George Pickens caught the most passes with 5 for 58 and was targeted seven times. Kearis Jackson, Georgia’s leading receiver, finished with only 2 catches for 28 yards.
“They were bracketing the inside guys most of the game,” Bennett said. “So, I don’t know if that was their scheme, (but) the reads took me to Jermaine and I have trust in him, and we’re going to get that connection dialed in this off week.”
The best thing Georgia did was get the ball to James Cook out of the backfield. His 82-yard TD catch and run on a wheel route beat linebacker Dylan Moses on the first play of the second quarter.
“I told Cook if they run a linebacker on you I’m going to throw you the ball, so as soon as they did, I knew it,” Bennett said.
Kenny Milton emerging
Zamir White was again Georgia’s leading ball carrier with 10 attempts for 57 yards and the Bulldogs' only rushing TD. But the Bulldogs ran a bunch of backs in the game. Freshman Kendall Milton had the next most carries with 6 and averaged 7.3 yards on them, including a 24-yard run. Kenny McIntosh (2-12) and Cook (5-16) also had totes.
“I think we’re getting better at the running the football,” Smart said. “They had a guy out on their defensive line, but I thought we ran the ball well. We tried to keep them off balance. … We just didn’t make enough plays.”
Georgia running back James Cook (4) reached the end zone for a score against the Crimson Tide Saturday, Oct. 17, 2020, in Tuscaloosa, Ala.. (Skylar Lien)
With the exception of the 35-yard missed field goal — and that’s a big exception — Georgia turned in another dominant performance on special teams.

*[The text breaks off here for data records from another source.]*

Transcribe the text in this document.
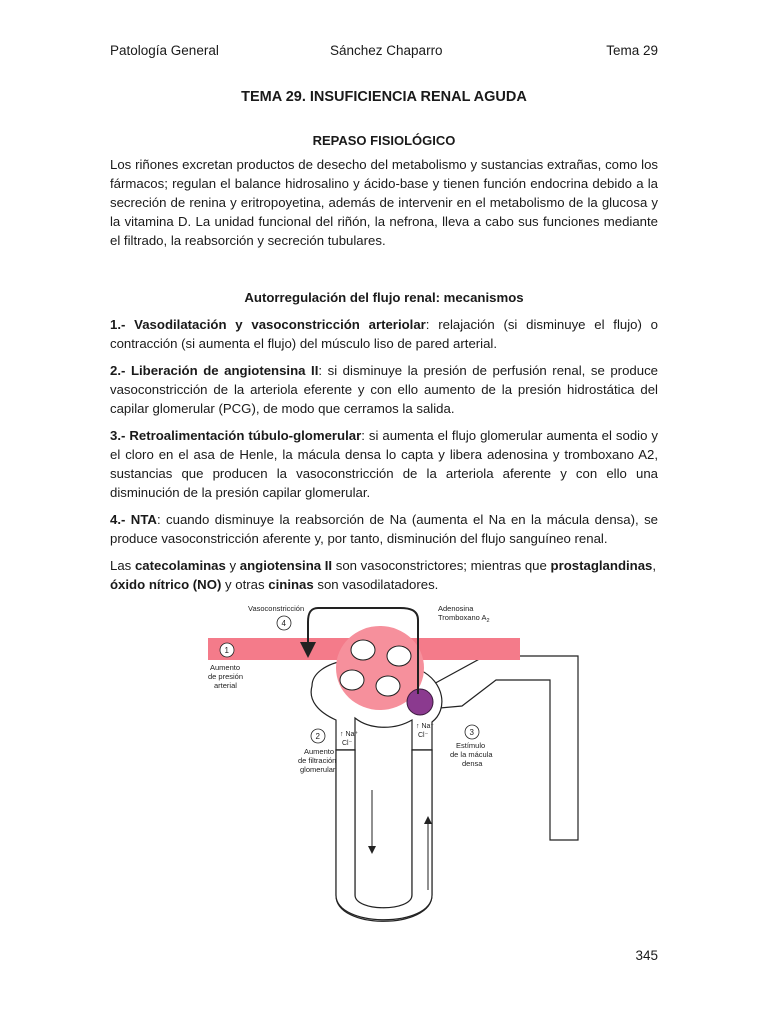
Patología General	Sánchez Chaparro	Tema 29
TEMA 29. INSUFICIENCIA RENAL AGUDA
REPASO FISIOLÓGICO

Los riñones excretan productos de desecho del metabolismo y sustancias extrañas, como los fármacos; regulan el balance hidrosalino y ácido-base y tienen función endocrina debido a la secreción de renina y eritropoyetina, además de intervenir en el metabolismo de la glucosa y la vitamina D. La unidad funcional del riñón, la nefrona, lleva a cabo sus funciones mediante el filtrado, la reabsorción y secreción tubulares.

Autorregulación del flujo renal: mecanismos

1.- Vasodilatación y vasoconstricción arteriolar: relajación (si disminuye el flujo) o contracción (si aumenta el flujo) del músculo liso de pared arterial.

2.- Liberación de angiotensina II: si disminuye la presión de perfusión renal, se produce vasoconstricción de la arteriola eferente y con ello aumento de la presión hidrostática del capilar glomerular (PCG), de modo que cerramos la salida.

3.- Retroalimentación túbulo-glomerular: si aumenta el flujo glomerular aumenta el sodio y el cloro en el asa de Henle, la mácula densa lo capta y libera adenosina y tromboxano A2, sustancias que producen la vasoconstricción de la arteriola aferente y con ello una disminución de la presión capilar glomerular.

4.- NTA: cuando disminuye la reabsorción de Na (aumenta el Na en la mácula densa), se produce vasoconstricción aferente y, por tanto, disminución del flujo sanguíneo renal.

Las catecolaminas y angiotensina II son vasoconstrictores; mientras que prostaglandinas, óxido nítrico (NO) y otras cininas son vasodilatadores.

Vasoconstricción
4
Adenosina
Tromboxano $A_2$
1
Aumento
de presión
arterial
↑ Na⁺
Cl⁻
↑ Na⁺
Cl⁻
2
Aumento
de filtración
glomerular
3
Estímulo
de la mácula
densa
345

While Jack Podlesny missed the aforementioned short kick, he made a 50 yarder after converting from 51 yards last week. Don’t brush off the three made PATs. With them, Georgia has now made a record 306 in a row dating back to 2014.
The Bulldogs always kick the ball well. Junior Jake Camarda, who came in ranked first in the nation in both punting average (51.4 yards) and net punting (47.7), averaged 49 yards on four punts Saturday, two of which were downed inside the 20. Camarda also took over kickoff duties in this game.
But the real difference in Georgia’s special teams this year is in the returns area. The Bulldogs returned six kickoffs for 161 yards between Jackson (2-56), McIntosh (2-47) and White (2-58). They continue to lead the SEC at 33.2 yards per return.